It was just such a morning when I came in to follow up on a 91 year old lady who had been admitted by a cardiologist the previous night for a bradycardia, a heart rate of 28.... too slow to provide adequate perfusion to brain and kidneys. He knew her well, and her wishes, and her family's wishes, so after placing a temporary trans-venous pacemaker, restoring her pulse to 70, and returning her blood pressure, he called me to deal with a creatinine of 4.7. She was declared a "no code", a DNR (do not resuscitate.) My task, and he was kind enough to call me and speak to me directly, rather than leaving a message with the exchange, was to communicate with a devoted son who had come in from out of town. The lady had been living at home with a caregiver, but had been suddenly declining over about two weeks. When the cardiologist examined her in his office, she was immediately hospitalized and placed in the intensive care unit.
I saw her on Tuesday afternoon and she was cooperative to a limited extent. I couldn't understand her words but she tried to follow orders. She had a not unexpected metabolic acidosis and the anemia of renal failure and was dehydrated. These were correctable conditions and I wrote the appropriate orders taking care not to rehydrate her too rapidly because of her 91 year old heart. She had been seen in December by another group of nephrologists so I wondered why I had been chosen this time. Never mind, I'm happy to be called.
On Wednesday morning, I came in to check her, and there was some progress with the acidosis and a slight decline of the creatinine. I was working on the chart when I ran into an old friend, a pulmonologist and intensivist whom I had helped to start what has become a flourishing practice. He combines efficiency with rare humanism and the ability to get to the essentials in record time without anyone feeling rushed. Genius! I suppose it helps that we are in tune politically, and in OC we are part of the dissonance.
We were talking about what we usually talk about. The frustrations in medicine that come between the practice of the profession as we think it should be practiced and the need to earn a living while we hang on in the swamp like a couple of dinosaurs in a tar pit assaulted by sabre tooth tigers. Oh, medicine is fun these days! There we were surrounded by the victims of stabbings, AIDS, poverty, neglect, you name it. I was thankful for the action and he was frustrated. It was comforting to talk to someone with similar values.
Suddenly, the door opened and in came an unusual sight. Rounding as it never occurs. A medical group with more hair than this bearded doctor and his Sikh pulmonologist friend. The frustration suddenly gave way to smiles and laughs and radiating warmth. This was infectious.
This was my introduction to Gus, Lizzy Lou, and Dr. Brandy.
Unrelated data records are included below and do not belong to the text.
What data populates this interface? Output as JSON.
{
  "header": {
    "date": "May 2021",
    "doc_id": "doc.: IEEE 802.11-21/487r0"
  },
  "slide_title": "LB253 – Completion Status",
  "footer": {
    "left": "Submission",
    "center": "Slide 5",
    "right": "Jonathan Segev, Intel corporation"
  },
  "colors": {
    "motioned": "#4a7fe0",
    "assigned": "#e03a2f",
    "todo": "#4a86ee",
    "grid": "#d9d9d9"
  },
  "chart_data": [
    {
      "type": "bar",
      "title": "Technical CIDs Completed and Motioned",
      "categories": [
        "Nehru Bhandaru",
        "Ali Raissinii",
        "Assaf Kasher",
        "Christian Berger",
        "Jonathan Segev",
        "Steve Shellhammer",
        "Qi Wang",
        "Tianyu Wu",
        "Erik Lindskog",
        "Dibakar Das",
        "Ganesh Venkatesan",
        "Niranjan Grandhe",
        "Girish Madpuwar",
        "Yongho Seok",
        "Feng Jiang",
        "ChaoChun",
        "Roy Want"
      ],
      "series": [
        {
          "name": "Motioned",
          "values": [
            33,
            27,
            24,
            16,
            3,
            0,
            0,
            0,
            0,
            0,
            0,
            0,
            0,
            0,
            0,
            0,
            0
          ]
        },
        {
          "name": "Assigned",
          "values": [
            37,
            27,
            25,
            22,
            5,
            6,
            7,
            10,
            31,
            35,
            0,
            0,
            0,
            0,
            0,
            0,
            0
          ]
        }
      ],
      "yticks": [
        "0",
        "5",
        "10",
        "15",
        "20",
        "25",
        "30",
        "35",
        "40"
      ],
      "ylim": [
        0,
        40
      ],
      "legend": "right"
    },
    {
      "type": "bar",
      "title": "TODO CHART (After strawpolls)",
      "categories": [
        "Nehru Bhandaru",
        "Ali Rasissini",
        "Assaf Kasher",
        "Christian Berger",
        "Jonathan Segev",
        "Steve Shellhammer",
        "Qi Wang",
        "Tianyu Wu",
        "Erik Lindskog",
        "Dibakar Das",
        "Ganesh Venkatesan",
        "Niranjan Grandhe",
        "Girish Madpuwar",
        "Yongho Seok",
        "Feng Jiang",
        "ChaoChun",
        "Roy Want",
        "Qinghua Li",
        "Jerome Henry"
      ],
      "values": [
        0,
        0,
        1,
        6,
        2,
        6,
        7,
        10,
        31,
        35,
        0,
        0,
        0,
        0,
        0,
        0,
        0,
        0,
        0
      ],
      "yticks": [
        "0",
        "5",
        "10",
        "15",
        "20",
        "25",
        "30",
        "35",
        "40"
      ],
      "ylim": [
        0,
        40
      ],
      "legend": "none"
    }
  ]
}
They are a Leonberger, a Beagle and a Doberman Pinscher. Perfectly behaved, friendly and completely at home in their roles, they submitted to petting and stroking and returned the interest. The staff was uplifted. I'm sure that the interaction of the doctors and nurses provided a spiritual uplift. The minor complaints and frustrations disappeared for a moment. The purity of intention, the very special relationship of man and dog, the larger than life friendliness all together put matters into perspective.
Someone volunteered to take my picture with the dogs, and they cooperated. Someone else asked for a copy of the picture. For a few minutes, all was right with the world.... due to the Therapy Dogs of Southern California. http://www.therapydogsofsocal.org/
Here they are, with credentials, starting with a breed I had never heard of, but will never forget.
This is Ch. Royal Gustav von der Lowenhohle, a Leonberger, a breed 150 years old, from the town of Leonberg. He is a blend of Newfoundland, St. Bernard and Great Pyrenees, referred to as the "lion dog."
This is Lizzy Lou.
Finally, Dr. Brandy, a Doberman with a difference!
Obviously, this doctor holds a unique postion on staff.
The dog owners, who give so much of their time, as do their dogs, deserve our thanks for sharing their pets with the patients and staff and doing this for the purest of reasons.... extending love to their fellow man with a demonstration of caring and unselfishness. I can't name them, as the dogs were the featured performers, but it doesn't take much to look beneath the surface and see the unselfish spirit of giving. A great big THANKS for what you do for the patients and the staff!
And a followup on that 91 year old. After flirting with a bit of heart failure, by the fourth day the creatinine was down to 2.6 and the patient was back to her self, fully alert and responding. She will need a permanent pacemaker, and she did not need dialysis. The metabolic acidosis is gone. The anemia is improving, but it was aggravated by iron deficiency, so we are looking for the source of that. She is a delightful lady and will soon be leaving the ICU. A small but welcome victory!